# Going to Jamaica



## gnipgnop (Nov 26, 2011)

My daughter and her husband will be celebrating their 25 Wedding Anniv. in April, 2014.  I know this is way ahead of time but I promised them a beautiful spot in Jamaica (where they spent therir honeymoon25 yrs. ago) as a gift.  Now as I search Interval and RCI .... I'm so confused as to what resorts to add to a search.  Two years out for the search would start in April, 2012 and I have enough TPU's for Jamaica.  Any help would be appreciated.


----------



## brother coony (Nov 26, 2011)

Well you did not say where in the Island you wanted to send them , Jamaica is a large Island, If you Choose:  Ocho Rios St Ann, then Sandals beach and villas is the resort you need, Large property, AI, with ( private Butler Service extra) #1 for honeymoons and weddings, 9 Restaurants plus 7 beach restaurants for quick eat and go, Great Food
 If you want them to stay in Montego Bay,then you have to choise of The Half Moon Resort, or Coyaba Beach Resort,not AI but great resort, Mo Bay has the best night life and fine dinning,

Want country peace and quite,then head for Grand Palladium in Lucea,Has not stayed at this one, its New, but brother, did and likes it,

 Want to be with the hip crowed,then Negril is the Place, and the place to stay is Breezes Negril

any question on Jamaica Just Post or PM me


----------



## gnipgnop (Nov 26, 2011)

I'm so glad I found you "brother cooney" ~ sounds like you know quite a bit about Jamaica.  I have never been there so that is why I really need help with resort choices.  First of all they enjoy night life and water sports.  They are in their late 40's and are young at heart.  They have been to Jamaica twice before, once to Naigril and once in Montigo Bay and loved both but they never stayed in a timeshare before.  Are the resorts you mentioned with II or RCI.   Ocho Rios would be fine also.  I'm looking for a Gold Crown - AI resort - 1 BR.  Can you narrow your first choices by this information?  If not what else do you need to know?


----------



## brother coony (Nov 27, 2011)

OK,Lets start with Montego Bay, Half moon, Secrets Wild Orchid, are all top of the line gold crown with RCI, in Mo-Bay, Jamaica only has two city's, this is the 2nd afther Kingston, so it has everything Restaurants, Clubs like Jimmy Buffet's Margaretaville Etc, Coyaba is not rated,but its top of the line resort,

Negril, is secon choicese, this is the Hip spot like South Beach is Floridia
There you have Breezes Nigril thats with 11, dont know what 11 rates it, but service is tops, great restaurants in Negril also including the Famous Rick Café

Ocho Rios is A more smaller town, but with all the attractions,Dunns River Falls Mystic Mountain, zip lining, Bob Sled, The Greene Grotto caves, ton to see and do, Gold Crown resort,Sandals Grand Riviera,Grand Bahia Principe, with RCI, Breezes is also there with 11, 
 All these resort are Hotels and a few Timeshare Suites and villas,so its hard to get an exchange into anyone of them

Coyaba and Half moon are not AI,
for other resort, log onto RCI and 11 and click on Jamaica,I am in Jamaica at least twice per.year, and I go alll over up to amonth at a time


----------



## Larry (Nov 27, 2011)

*check AI fees*

Before doing anything I would check out what the AI fees are at both II and RCI. I have not checked them out but in general most AI fees for timeshare trades are outrages where you have to pay more for the AI fee plus the cost of the trade ( Maintenance fee and exchange fee + giving up a week that  can be used more economically on another trade) than what it would cost to  get a package deal on a vacation through any travel agent.

Having said that and having stayed at Sandals Ocho Rios villas on an exchange there AI fee was a bargain and included transfers from airport to resort.
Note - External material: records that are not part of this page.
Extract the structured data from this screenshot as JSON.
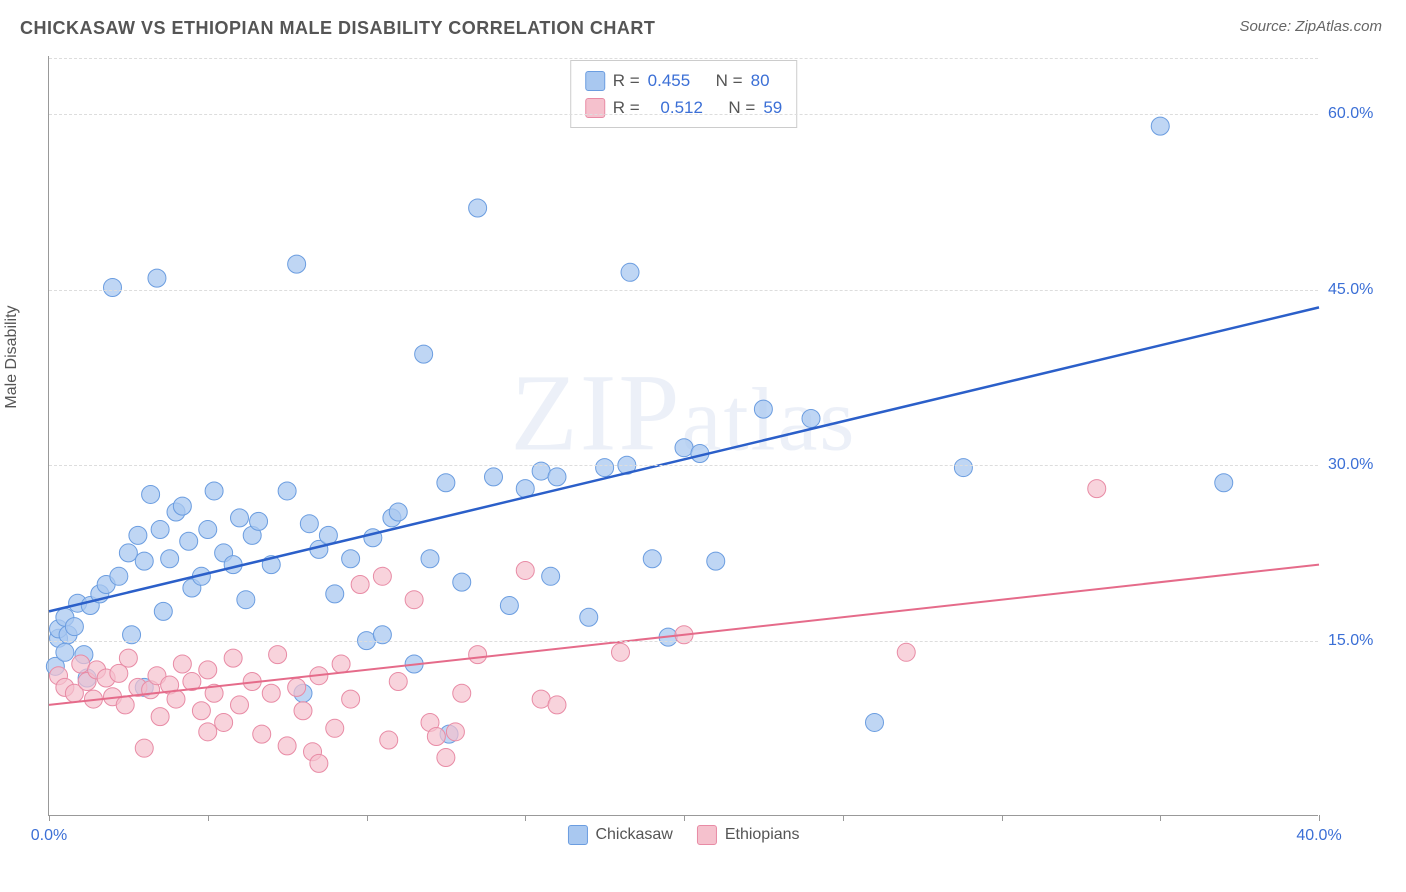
{
  "title": "CHICKASAW VS ETHIOPIAN MALE DISABILITY CORRELATION CHART",
  "source": "Source: ZipAtlas.com",
  "watermark": "ZIPatlas",
  "y_axis_title": "Male Disability",
  "chart": {
    "type": "scatter",
    "xlim": [
      0,
      40
    ],
    "ylim": [
      0,
      65
    ],
    "x_ticks": [
      0,
      5,
      10,
      15,
      20,
      25,
      30,
      35,
      40
    ],
    "x_tick_labels": {
      "0": "0.0%",
      "40": "40.0%"
    },
    "y_gridlines": [
      15,
      30,
      45,
      60
    ],
    "y_tick_labels": {
      "15": "15.0%",
      "30": "30.0%",
      "45": "45.0%",
      "60": "60.0%"
    },
    "grid_color": "#dddddd",
    "axis_color": "#999999",
    "background_color": "#ffffff",
    "series": [
      {
        "name": "Chickasaw",
        "marker_fill": "#a9c8f0",
        "marker_stroke": "#6b9de0",
        "marker_radius": 9,
        "marker_opacity": 0.75,
        "line_color": "#2b5fc9",
        "line_width": 2.5,
        "trend": {
          "x1": 0,
          "y1": 17.5,
          "x2": 40,
          "y2": 43.5
        },
        "R": "0.455",
        "N": "80",
        "points": [
          [
            0.2,
            12.8
          ],
          [
            0.3,
            15.2
          ],
          [
            0.3,
            16.0
          ],
          [
            0.5,
            14.0
          ],
          [
            0.5,
            17.0
          ],
          [
            0.6,
            15.5
          ],
          [
            0.8,
            16.2
          ],
          [
            0.9,
            18.2
          ],
          [
            1.1,
            13.8
          ],
          [
            1.2,
            11.8
          ],
          [
            1.3,
            18.0
          ],
          [
            1.6,
            19.0
          ],
          [
            1.8,
            19.8
          ],
          [
            2.0,
            45.2
          ],
          [
            2.2,
            20.5
          ],
          [
            2.5,
            22.5
          ],
          [
            2.6,
            15.5
          ],
          [
            2.8,
            24.0
          ],
          [
            3.0,
            21.8
          ],
          [
            3.0,
            11.0
          ],
          [
            3.2,
            27.5
          ],
          [
            3.4,
            46.0
          ],
          [
            3.5,
            24.5
          ],
          [
            3.6,
            17.5
          ],
          [
            3.8,
            22.0
          ],
          [
            4.0,
            26.0
          ],
          [
            4.2,
            26.5
          ],
          [
            4.4,
            23.5
          ],
          [
            4.5,
            19.5
          ],
          [
            4.8,
            20.5
          ],
          [
            5.0,
            24.5
          ],
          [
            5.2,
            27.8
          ],
          [
            5.5,
            22.5
          ],
          [
            5.8,
            21.5
          ],
          [
            6.0,
            25.5
          ],
          [
            6.2,
            18.5
          ],
          [
            6.4,
            24.0
          ],
          [
            6.6,
            25.2
          ],
          [
            7.0,
            21.5
          ],
          [
            7.5,
            27.8
          ],
          [
            7.8,
            47.2
          ],
          [
            8.0,
            10.5
          ],
          [
            8.2,
            25.0
          ],
          [
            8.5,
            22.8
          ],
          [
            8.8,
            24.0
          ],
          [
            9.0,
            19.0
          ],
          [
            9.5,
            22.0
          ],
          [
            10.0,
            15.0
          ],
          [
            10.2,
            23.8
          ],
          [
            10.5,
            15.5
          ],
          [
            10.8,
            25.5
          ],
          [
            11.0,
            26.0
          ],
          [
            11.5,
            13.0
          ],
          [
            11.8,
            39.5
          ],
          [
            12.0,
            22.0
          ],
          [
            12.5,
            28.5
          ],
          [
            12.6,
            7.0
          ],
          [
            13.0,
            20.0
          ],
          [
            13.5,
            52.0
          ],
          [
            14.0,
            29.0
          ],
          [
            14.5,
            18.0
          ],
          [
            15.0,
            28.0
          ],
          [
            15.5,
            29.5
          ],
          [
            15.8,
            20.5
          ],
          [
            16.0,
            29.0
          ],
          [
            17.0,
            17.0
          ],
          [
            17.5,
            29.8
          ],
          [
            18.2,
            30.0
          ],
          [
            18.3,
            46.5
          ],
          [
            19.0,
            22.0
          ],
          [
            19.5,
            15.3
          ],
          [
            20.0,
            31.5
          ],
          [
            20.5,
            31.0
          ],
          [
            21.0,
            21.8
          ],
          [
            22.5,
            34.8
          ],
          [
            24.0,
            34.0
          ],
          [
            26.0,
            8.0
          ],
          [
            28.8,
            29.8
          ],
          [
            35.0,
            59.0
          ],
          [
            37.0,
            28.5
          ]
        ]
      },
      {
        "name": "Ethiopians",
        "marker_fill": "#f5c1cd",
        "marker_stroke": "#e88ba5",
        "marker_radius": 9,
        "marker_opacity": 0.7,
        "line_color": "#e56b8a",
        "line_width": 2,
        "trend": {
          "x1": 0,
          "y1": 9.5,
          "x2": 40,
          "y2": 21.5
        },
        "R": "0.512",
        "N": "59",
        "points": [
          [
            0.3,
            12.0
          ],
          [
            0.5,
            11.0
          ],
          [
            0.8,
            10.5
          ],
          [
            1.0,
            13.0
          ],
          [
            1.2,
            11.5
          ],
          [
            1.4,
            10.0
          ],
          [
            1.5,
            12.5
          ],
          [
            1.8,
            11.8
          ],
          [
            2.0,
            10.2
          ],
          [
            2.2,
            12.2
          ],
          [
            2.4,
            9.5
          ],
          [
            2.5,
            13.5
          ],
          [
            2.8,
            11.0
          ],
          [
            3.0,
            5.8
          ],
          [
            3.2,
            10.8
          ],
          [
            3.4,
            12.0
          ],
          [
            3.5,
            8.5
          ],
          [
            3.8,
            11.2
          ],
          [
            4.0,
            10.0
          ],
          [
            4.2,
            13.0
          ],
          [
            4.5,
            11.5
          ],
          [
            4.8,
            9.0
          ],
          [
            5.0,
            7.2
          ],
          [
            5.0,
            12.5
          ],
          [
            5.2,
            10.5
          ],
          [
            5.5,
            8.0
          ],
          [
            5.8,
            13.5
          ],
          [
            6.0,
            9.5
          ],
          [
            6.4,
            11.5
          ],
          [
            6.7,
            7.0
          ],
          [
            7.0,
            10.5
          ],
          [
            7.2,
            13.8
          ],
          [
            7.5,
            6.0
          ],
          [
            7.8,
            11.0
          ],
          [
            8.0,
            9.0
          ],
          [
            8.3,
            5.5
          ],
          [
            8.5,
            12.0
          ],
          [
            8.5,
            4.5
          ],
          [
            9.0,
            7.5
          ],
          [
            9.2,
            13.0
          ],
          [
            9.5,
            10.0
          ],
          [
            9.8,
            19.8
          ],
          [
            10.5,
            20.5
          ],
          [
            10.7,
            6.5
          ],
          [
            11.0,
            11.5
          ],
          [
            11.5,
            18.5
          ],
          [
            12.0,
            8.0
          ],
          [
            12.2,
            6.8
          ],
          [
            12.5,
            5.0
          ],
          [
            12.8,
            7.2
          ],
          [
            13.0,
            10.5
          ],
          [
            13.5,
            13.8
          ],
          [
            15.0,
            21.0
          ],
          [
            15.5,
            10.0
          ],
          [
            16.0,
            9.5
          ],
          [
            18.0,
            14.0
          ],
          [
            20.0,
            15.5
          ],
          [
            27.0,
            14.0
          ],
          [
            33.0,
            28.0
          ]
        ]
      }
    ]
  },
  "stats_labels": {
    "R": "R =",
    "N": "N ="
  },
  "legend": {
    "series1": "Chickasaw",
    "series2": "Ethiopians"
  }
}
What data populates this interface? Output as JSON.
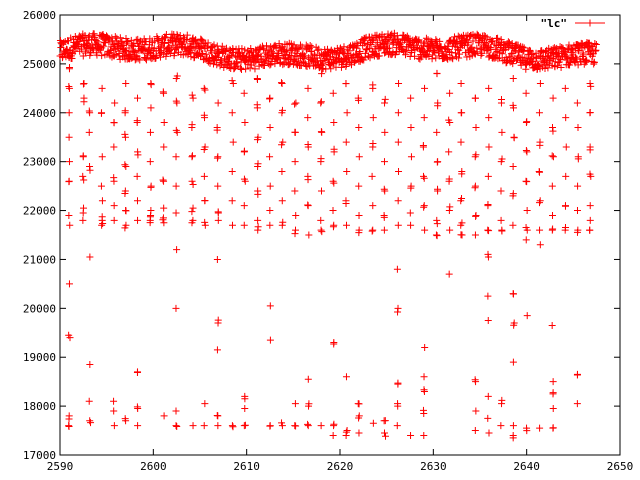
{
  "chart_data": {
    "type": "scatter",
    "marker": "plus",
    "grid": false,
    "legend_position": "top-right",
    "xlim": [
      2590,
      2650
    ],
    "ylim": [
      17000,
      26000
    ],
    "x_ticks": [
      "2590",
      "2600",
      "2610",
      "2620",
      "2630",
      "2640",
      "2650"
    ],
    "y_ticks": [
      "17000",
      "18000",
      "19000",
      "20000",
      "21000",
      "22000",
      "23000",
      "24000",
      "25000",
      "26000"
    ],
    "series": [
      {
        "name": "\"lc\"",
        "color": "#ff0000",
        "description_of_bulk": "dense band of points ~25000-25600 spanning x 2590-2647.5",
        "baseline_band": {
          "x_range": [
            2590,
            2647.5
          ],
          "y_center": 25250,
          "y_spread": 350
        },
        "drop_columns": [
          {
            "x": 2591,
            "y": [
              24900,
              24500,
              24000,
              23500,
              23000,
              22600,
              21900,
              21700,
              20500,
              19450,
              17800,
              17600
            ]
          },
          {
            "x": 2592.5,
            "y": [
              24600,
              24300,
              23100,
              22700,
              22050,
              21950,
              21800
            ]
          },
          {
            "x": 2593.2,
            "y": [
              24000,
              23600,
              22900,
              21050,
              18850,
              18100,
              17700
            ]
          },
          {
            "x": 2594.5,
            "y": [
              24500,
              24000,
              23100,
              22500,
              22200,
              21800,
              21700
            ]
          },
          {
            "x": 2595.8,
            "y": [
              24200,
              23800,
              23300,
              22600,
              22100,
              21800,
              18100,
              17900,
              17600
            ]
          },
          {
            "x": 2597,
            "y": [
              24600,
              24000,
              23500,
              22900,
              22400,
              22000,
              21700,
              17700
            ]
          },
          {
            "x": 2598.3,
            "y": [
              24300,
              23800,
              23200,
              22700,
              22200,
              21800,
              18700,
              17950,
              17600
            ]
          },
          {
            "x": 2599.7,
            "y": [
              24600,
              24100,
              23600,
              23000,
              22500,
              22000,
              21900,
              21800
            ]
          },
          {
            "x": 2601.1,
            "y": [
              24400,
              23800,
              23300,
              22600,
              22050,
              21850,
              21750,
              17800
            ]
          },
          {
            "x": 2602.5,
            "y": [
              24700,
              24200,
              23600,
              23100,
              22500,
              21950,
              21200,
              20000,
              17900,
              17600
            ]
          },
          {
            "x": 2604.2,
            "y": [
              24300,
              23700,
              23100,
              22600,
              22050,
              21800,
              17600
            ]
          },
          {
            "x": 2605.5,
            "y": [
              24500,
              23900,
              23300,
              22700,
              22200,
              21700,
              18050,
              17600
            ]
          },
          {
            "x": 2606.9,
            "y": [
              24200,
              23700,
              23100,
              22500,
              21950,
              21800,
              21000,
              19700,
              19150,
              17800,
              17600
            ]
          },
          {
            "x": 2608.5,
            "y": [
              24600,
              24000,
              23400,
              22800,
              22200,
              21700,
              17600
            ]
          },
          {
            "x": 2609.8,
            "y": [
              24400,
              23800,
              23200,
              22600,
              22100,
              21700,
              18200,
              17950,
              17600
            ]
          },
          {
            "x": 2611.2,
            "y": [
              24700,
              24100,
              23500,
              22900,
              22400,
              21800,
              21600
            ]
          },
          {
            "x": 2612.5,
            "y": [
              24300,
              23700,
              23100,
              22500,
              22000,
              21700,
              20050,
              19350,
              17600
            ]
          },
          {
            "x": 2613.8,
            "y": [
              24600,
              24000,
              23400,
              22800,
              22200,
              21700,
              17600
            ]
          },
          {
            "x": 2615.2,
            "y": [
              24200,
              23600,
              23000,
              22400,
              21900,
              21600,
              18050,
              17600
            ]
          },
          {
            "x": 2616.6,
            "y": [
              24500,
              23900,
              23300,
              22700,
              22100,
              21500,
              18550,
              18000,
              17600
            ]
          },
          {
            "x": 2618,
            "y": [
              24800,
              24200,
              23600,
              23000,
              22400,
              21800,
              21600,
              17600
            ]
          },
          {
            "x": 2619.3,
            "y": [
              24400,
              23800,
              23200,
              22600,
              22000,
              21700,
              19300,
              17600,
              17400
            ]
          },
          {
            "x": 2620.7,
            "y": [
              24600,
              24000,
              23400,
              22800,
              22200,
              21700,
              18600,
              17500,
              17400
            ]
          },
          {
            "x": 2622,
            "y": [
              24300,
              23700,
              23100,
              22500,
              21900,
              21600,
              18050,
              17800,
              17450
            ]
          },
          {
            "x": 2623.5,
            "y": [
              24500,
              23900,
              23300,
              22700,
              22100,
              21600,
              17650
            ]
          },
          {
            "x": 2624.8,
            "y": [
              24200,
              23600,
              23000,
              22400,
              21900,
              21600,
              17700,
              17450
            ]
          },
          {
            "x": 2626.2,
            "y": [
              24600,
              24000,
              23400,
              22800,
              22200,
              21700,
              20800,
              20000,
              18450,
              18000,
              17600
            ]
          },
          {
            "x": 2627.6,
            "y": [
              24300,
              23700,
              23100,
              22500,
              21950,
              21700,
              17400
            ]
          },
          {
            "x": 2629,
            "y": [
              24500,
              23900,
              23300,
              22700,
              22100,
              21600,
              19200,
              18600,
              18300,
              17850,
              17400
            ]
          },
          {
            "x": 2630.4,
            "y": [
              24800,
              24200,
              23600,
              23000,
              22400,
              21800,
              21500
            ]
          },
          {
            "x": 2631.7,
            "y": [
              24400,
              23800,
              23200,
              22600,
              22000,
              21600,
              20700
            ]
          },
          {
            "x": 2633,
            "y": [
              24600,
              24000,
              23400,
              22800,
              22200,
              21700,
              21500
            ]
          },
          {
            "x": 2634.5,
            "y": [
              24300,
              23700,
              23100,
              22500,
              21900,
              21500,
              18500,
              17900,
              17500
            ]
          },
          {
            "x": 2635.9,
            "y": [
              24500,
              23900,
              23300,
              22700,
              22100,
              21600,
              21050,
              20250,
              19750,
              18200,
              17750,
              17450
            ]
          },
          {
            "x": 2637.3,
            "y": [
              24200,
              23600,
              23000,
              22400,
              21800,
              21600,
              18050,
              17600
            ]
          },
          {
            "x": 2638.6,
            "y": [
              24700,
              24100,
              23500,
              22900,
              22300,
              21700,
              20300,
              19700,
              18900,
              17600,
              17350
            ]
          },
          {
            "x": 2640,
            "y": [
              24400,
              23800,
              23200,
              22600,
              22000,
              21600,
              21400,
              19850,
              17550
            ]
          },
          {
            "x": 2641.4,
            "y": [
              24600,
              24000,
              23400,
              22800,
              22200,
              21600,
              21300,
              17550
            ]
          },
          {
            "x": 2642.8,
            "y": [
              24300,
              23700,
              23100,
              22500,
              21900,
              21600,
              19650,
              18500,
              18250,
              17950,
              17550
            ]
          },
          {
            "x": 2644.2,
            "y": [
              24500,
              23900,
              23300,
              22700,
              22100,
              21600
            ]
          },
          {
            "x": 2645.5,
            "y": [
              24200,
              23700,
              23100,
              22500,
              22000,
              21600,
              18650,
              18050
            ]
          },
          {
            "x": 2646.8,
            "y": [
              24600,
              24000,
              23300,
              22700,
              22100,
              21800,
              21600
            ]
          }
        ]
      }
    ]
  }
}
I don't remember what I paid exactly since it was about 5 years ago when it was called something like Beaches Grand villas vacation club, but at the time I checked the AI fees to a package price and I saved about $1,500. 

Start researching and plan well in advance as Jamaica is a very difficult trade but Ocho Rios does come up occassionally.


----------



## tschwa2 (Nov 27, 2011)

Sandals might be a tad harder to get in RCI now because during the last round of adjustments they dropped the tpu's for deposits by 5-8 points.  I was getting 32 for my studio but now only get 24.  I won't deposit unless it is adjusted back up.  RCI has added alot of Jamaica inventory and some with low tpu's but the average exchange fee and AI fee s $1800+ for the week.
Skyauction used to be a decent place to get Breezes in Jamaica but fees have erodèd its value.  You may want to check them out about 10-12 months before the date if you haven't found anything else.


----------